Le trafic est le seul domaine qui voit son budget s'envoler de 750 millions de francs l'an prochain. La Confédération doit délier les cordons de la bourse en raison de la constitution du fonds d'infrastructure ferroviaire, mais la hausse englobe la contribution de 500 millions des cantons.

+1,5% à la défense

Les dépenses consacrées à la défense nationale augmenteront de 0,7% à 4,7 milliards. Avec la baisse du niveau des prix, la croissance réelle devrait être de 1,5%.

Le budget des relations avec l'étranger sera au contraire amputé de 2,2% à 3,6 milliards, surtout via une réduction des crédits destinés à l'aide au développement. Mais la part de ces dépenses dans le revenu brut ne changera pas.
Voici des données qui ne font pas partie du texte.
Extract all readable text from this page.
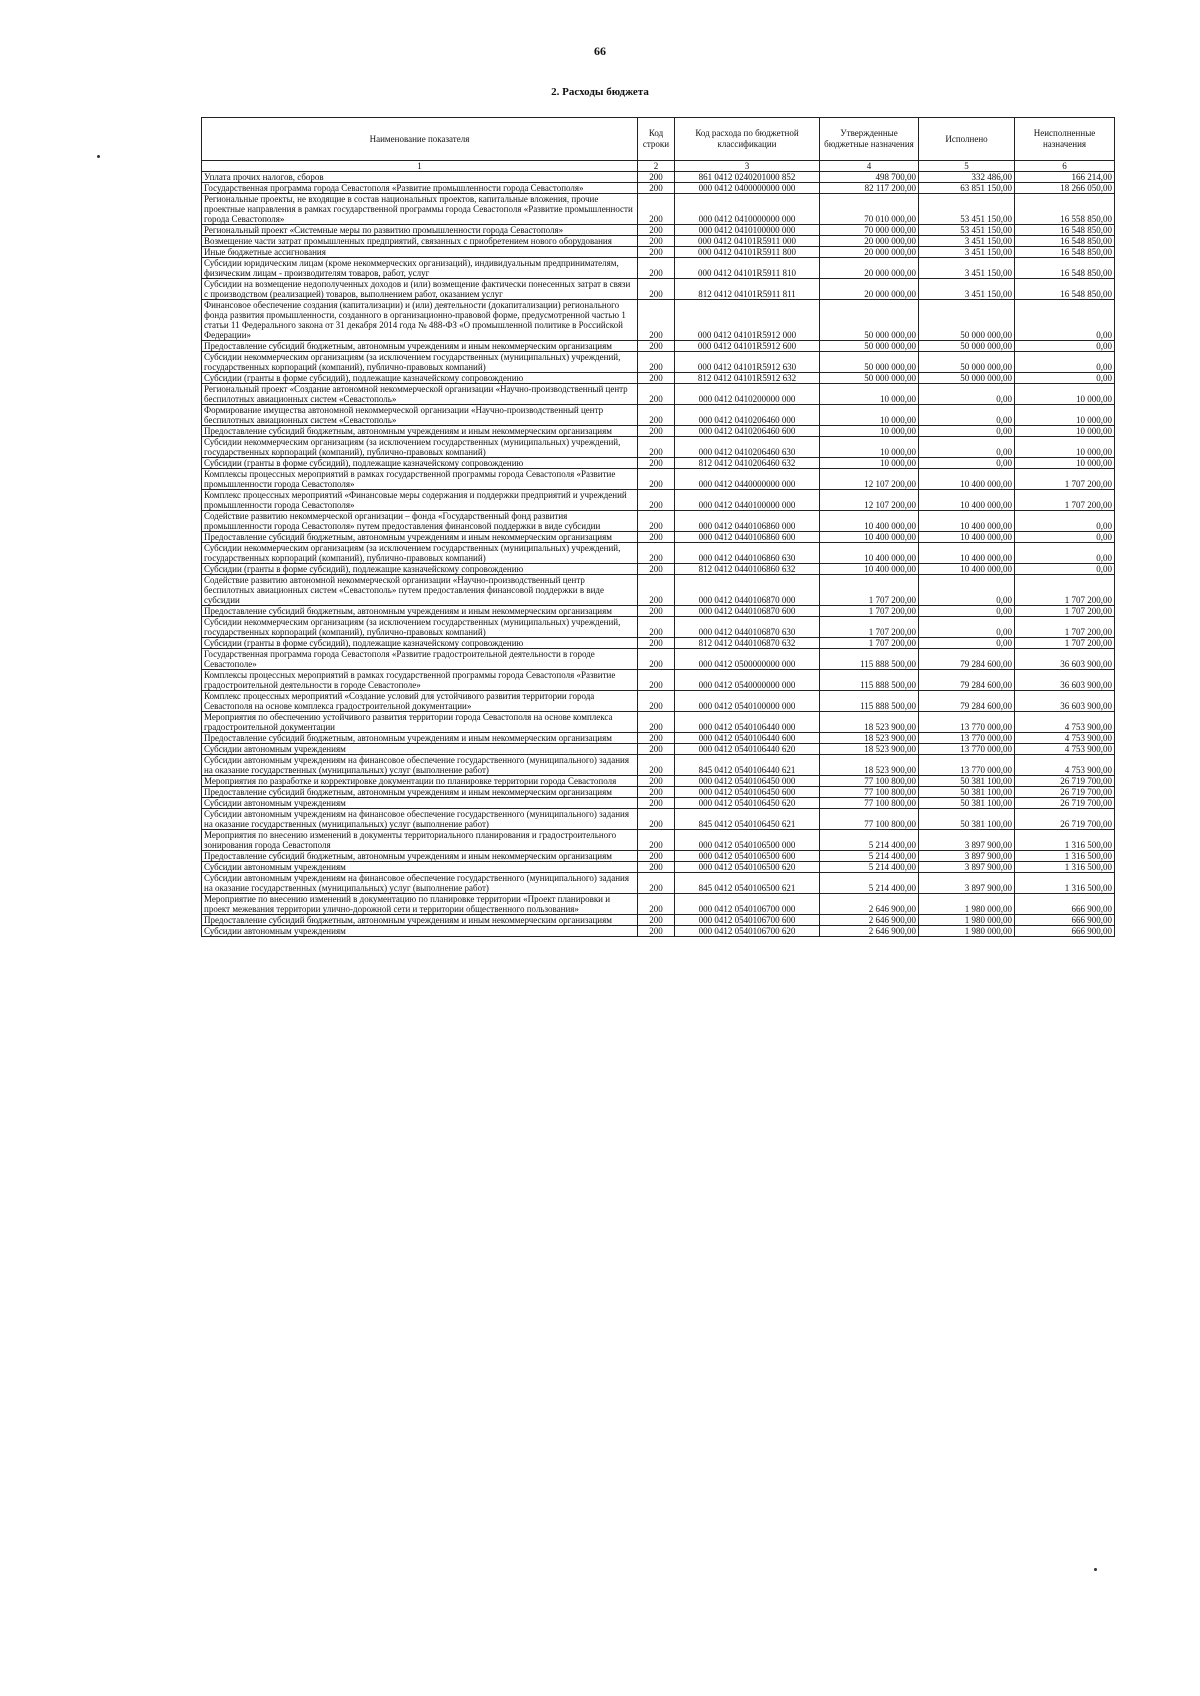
66
2. Расходы бюджета
Наименование показателя	Код строки	Код расхода по бюджетной классификации	Утвержденные бюджетные назначения	Исполнено	Неисполненные назначения
1	2	3	4	5	6
Уплата прочих налогов, сборов	200	861 0412 0240201000 852	498 700,00	332 486,00	166 214,00
Государственная программа города Севастополя «Развитие промышленности города Севастополя»	200	000 0412 0400000000 000	82 117 200,00	63 851 150,00	18 266 050,00
Региональные проекты, не входящие в состав национальных проектов, капитальные вложения, прочие проектные направления в рамках государственной программы города Севастополя «Развитие промышленности города Севастополя»	200	000 0412 0410000000 000	70 010 000,00	53 451 150,00	16 558 850,00
Региональный проект «Системные меры по развитию промышленности города Севастополя»	200	000 0412 0410100000 000	70 000 000,00	53 451 150,00	16 548 850,00
Возмещение части затрат промышленных предприятий, связанных с приобретением нового оборудования	200	000 0412 04101R5911 000	20 000 000,00	3 451 150,00	16 548 850,00
Иные бюджетные ассигнования	200	000 0412 04101R5911 800	20 000 000,00	3 451 150,00	16 548 850,00
Субсидии юридическим лицам (кроме некоммерческих организаций), индивидуальным предпринимателям, физическим лицам - производителям товаров, работ, услуг	200	000 0412 04101R5911 810	20 000 000,00	3 451 150,00	16 548 850,00
Субсидии на возмещение недополученных доходов и (или) возмещение фактически понесенных затрат в связи с производством (реализацией) товаров, выполнением работ, оказанием услуг	200	812 0412 04101R5911 811	20 000 000,00	3 451 150,00	16 548 850,00
Финансовое обеспечение создания (капитализации) и (или) деятельности (докапитализации) регионального фонда развития промышленности, созданного в организационно-правовой форме, предусмотренной частью 1 статьи 11 Федерального закона от 31 декабря 2014 года № 488-ФЗ «О промышленной политике в Российской Федерации»	200	000 0412 04101R5912 000	50 000 000,00	50 000 000,00	0,00
Предоставление субсидий бюджетным, автономным учреждениям и иным некоммерческим организациям	200	000 0412 04101R5912 600	50 000 000,00	50 000 000,00	0,00
Субсидии некоммерческим организациям (за исключением государственных (муниципальных) учреждений, государственных корпораций (компаний), публично-правовых компаний)	200	000 0412 04101R5912 630	50 000 000,00	50 000 000,00	0,00
Субсидии (гранты в форме субсидий), подлежащие казначейскому сопровождению	200	812 0412 04101R5912 632	50 000 000,00	50 000 000,00	0,00
Региональный проект «Создание автономной некоммерческой организации «Научно-производственный центр беспилотных авиационных систем «Севастополь»	200	000 0412 0410200000 000	10 000,00	0,00	10 000,00
Формирование имущества автономной некоммерческой организации «Научно-производственный центр беспилотных авиационных систем «Севастополь»	200	000 0412 0410206460 000	10 000,00	0,00	10 000,00
Предоставление субсидий бюджетным, автономным учреждениям и иным некоммерческим организациям	200	000 0412 0410206460 600	10 000,00	0,00	10 000,00
Субсидии некоммерческим организациям (за исключением государственных (муниципальных) учреждений, государственных корпораций (компаний), публично-правовых компаний)	200	000 0412 0410206460 630	10 000,00	0,00	10 000,00
Субсидии (гранты в форме субсидий), подлежащие казначейскому сопровождению	200	812 0412 0410206460 632	10 000,00	0,00	10 000,00
Комплексы процессных мероприятий в рамках государственной программы города Севастополя «Развитие промышленности города Севастополя»	200	000 0412 0440000000 000	12 107 200,00	10 400 000,00	1 707 200,00
Комплекс процессных мероприятий «Финансовые меры содержания и поддержки предприятий и учреждений промышленности города Севастополя»	200	000 0412 0440100000 000	12 107 200,00	10 400 000,00	1 707 200,00
Содействие развитию некоммерческой организации – фонда «Государственный фонд развития промышленности города Севастополя» путем предоставления финансовой поддержки в виде субсидии	200	000 0412 0440106860 000	10 400 000,00	10 400 000,00	0,00
Предоставление субсидий бюджетным, автономным учреждениям и иным некоммерческим организациям	200	000 0412 0440106860 600	10 400 000,00	10 400 000,00	0,00
Субсидии некоммерческим организациям (за исключением государственных (муниципальных) учреждений, государственных корпораций (компаний), публично-правовых компаний)	200	000 0412 0440106860 630	10 400 000,00	10 400 000,00	0,00
Субсидии (гранты в форме субсидий), подлежащие казначейскому сопровождению	200	812 0412 0440106860 632	10 400 000,00	10 400 000,00	0,00
Содействие развитию автономной некоммерческой организации «Научно-производственный центр беспилотных авиационных систем «Севастополь» путем предоставления финансовой поддержки в виде субсидии	200	000 0412 0440106870 000	1 707 200,00	0,00	1 707 200,00
Предоставление субсидий бюджетным, автономным учреждениям и иным некоммерческим организациям	200	000 0412 0440106870 600	1 707 200,00	0,00	1 707 200,00
Субсидии некоммерческим организациям (за исключением государственных (муниципальных) учреждений, государственных корпораций (компаний), публично-правовых компаний)	200	000 0412 0440106870 630	1 707 200,00	0,00	1 707 200,00
Субсидии (гранты в форме субсидий), подлежащие казначейскому сопровождению	200	812 0412 0440106870 632	1 707 200,00	0,00	1 707 200,00
Государственная программа города Севастополя «Развитие градостроительной деятельности в городе Севастополе»	200	000 0412 0500000000 000	115 888 500,00	79 284 600,00	36 603 900,00
Комплексы процессных мероприятий в рамках государственной программы города Севастополя «Развитие градостроительной деятельности в городе Севастополе»	200	000 0412 0540000000 000	115 888 500,00	79 284 600,00	36 603 900,00
Комплекс процессных мероприятий «Создание условий для устойчивого развития территории города Севастополя на основе комплекса градостроительной документации»	200	000 0412 0540100000 000	115 888 500,00	79 284 600,00	36 603 900,00
Мероприятия по обеспечению устойчивого развития территории города Севастополя на основе комплекса градостроительной документации	200	000 0412 0540106440 000	18 523 900,00	13 770 000,00	4 753 900,00
Предоставление субсидий бюджетным, автономным учреждениям и иным некоммерческим организациям	200	000 0412 0540106440 600	18 523 900,00	13 770 000,00	4 753 900,00
Субсидии автономным учреждениям	200	000 0412 0540106440 620	18 523 900,00	13 770 000,00	4 753 900,00
Субсидии автономным учреждениям на финансовое обеспечение государственного (муниципального) задания на оказание государственных (муниципальных) услуг (выполнение работ)	200	845 0412 0540106440 621	18 523 900,00	13 770 000,00	4 753 900,00
Мероприятия по разработке и корректировке документации по планировке территории города Севастополя	200	000 0412 0540106450 000	77 100 800,00	50 381 100,00	26 719 700,00
Предоставление субсидий бюджетным, автономным учреждениям и иным некоммерческим организациям	200	000 0412 0540106450 600	77 100 800,00	50 381 100,00	26 719 700,00
Субсидии автономным учреждениям	200	000 0412 0540106450 620	77 100 800,00	50 381 100,00	26 719 700,00
Субсидии автономным учреждениям на финансовое обеспечение государственного (муниципального) задания на оказание государственных (муниципальных) услуг (выполнение работ)	200	845 0412 0540106450 621	77 100 800,00	50 381 100,00	26 719 700,00
Мероприятия по внесению изменений в документы территориального планирования и градостроительного зонирования города Севастополя	200	000 0412 0540106500 000	5 214 400,00	3 897 900,00	1 316 500,00
Предоставление субсидий бюджетным, автономным учреждениям и иным некоммерческим организациям	200	000 0412 0540106500 600	5 214 400,00	3 897 900,00	1 316 500,00
Субсидии автономным учреждениям	200	000 0412 0540106500 620	5 214 400,00	3 897 900,00	1 316 500,00
Субсидии автономным учреждениям на финансовое обеспечение государственного (муниципального) задания на оказание государственных (муниципальных) услуг (выполнение работ)	200	845 0412 0540106500 621	5 214 400,00	3 897 900,00	1 316 500,00
Мероприятие по внесению изменений в документацию по планировке территории «Проект планировки и проект межевания территории улично-дорожной сети и территории общественного пользования»	200	000 0412 0540106700 000	2 646 900,00	1 980 000,00	666 900,00
Предоставление субсидий бюджетным, автономным учреждениям и иным некоммерческим организациям	200	000 0412 0540106700 600	2 646 900,00	1 980 000,00	666 900,00
Субсидии автономным учреждениям	200	000 0412 0540106700 620	2 646 900,00	1 980 000,00	666 900,00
L'agriculture et l'alimentation absorberont également 2% de moins à 3,6 milliards, essentiellement en raison de la correction du renchérissement.

La prévoyance sociale conserve une enveloppe de 22,4 milliards (+0,3%). Le budget de la formation et de la recherche reste stable à 7,4 milliards (+0,1%). Mais les dépenses devraient repartir à la hausse en cas de réintégration complète du programme de recherche Horizon 2020.